Kubernetes management tools weave into cloud-native platforms
Platform engineers at KubeCon also shared how they improved IT automation using open source utilities built around Kubernetes, the base IT infrastructure layer that underpins most DevOps platforms. Several presenters and attendees this year referenced Crossplane, a Cloud Native Computing Foundation (CNCF) project that uses the Kubernetes API to orchestrate resources outside of Kubernetes clusters.
Lunar's Nissen said his platform engineering team is looking into Crossplane but also plans to use Cluster API to standardize cross-cloud Kubernetes deployments.
"Managed Kubernetes is really annoying to be running on three different clouds, because they want their own flavor of the Kubernetes cluster in each cloud," he said. "We really want to have a way to align across jobs just to minimize the operational burden … [to have] one description or specification saying, 'This is how we want our clusters, with these core components, and it's the same across clouds.'"

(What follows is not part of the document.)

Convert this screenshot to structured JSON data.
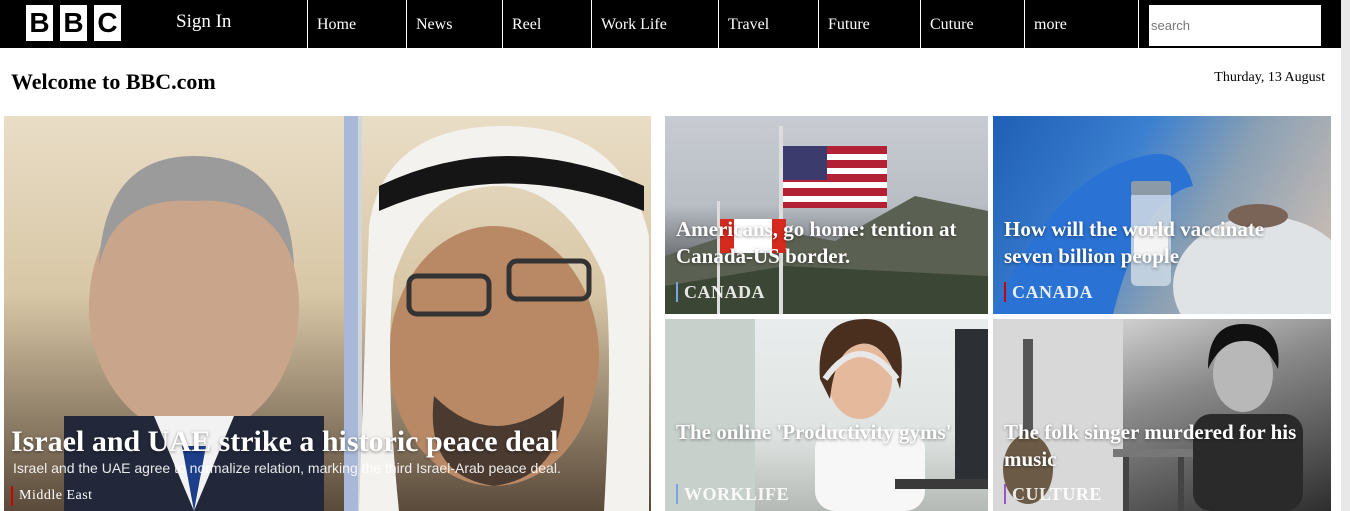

A small team of three full-time and one part-time platform engineers that serve 45 developers at Kognic, a Swedish SaaS provider, used another CNCF project, cert-manager, to eliminate recurring manual cycles of SSL certificate updates and rolling Kubernetes cluster restarts, according to a KubeCon presentation.
"Whenever we were renewing our certificates … every 60 days … we first had to use a Shell script to create the new certificate … then manually edit the secret in Kubernetes to contain the new certificate," said Jessica Andersson, product area lead for engineering enablement at Kognic, during the presentation. "That's all great, except the Kubernetes deployments don't pick up the changed secret unless they are redeployed, so we had to do a rolling restart of all the deployments. It was a pain."
Cert-manager eliminated that entire process, Andersson said.
While platform engineering and a focus on developer experience have begun to catch on for the Kubernetes generation, some early adopters of PaaS see history repeating, and hope it can catch up to past platform movements quickly.
"We previously had the Open Service Broker API framework [with Cloud Foundry], and now we have things like Crossplane driving toward accepted frameworks and standards that plug into the Kubernetes ecosystem," said Greg Otto, executive director of cloud services at cable provider Comcast, in an interview at KubeCon. "But it's got to be more than just buzzword bingo. … For us, all of our decision-making is based on, 'How do the benefits of this accrue to developer experience and business outcomes?' I will trade complexity for simplicity for my platform team, but only if it comes with a big reward and payback for developer experience."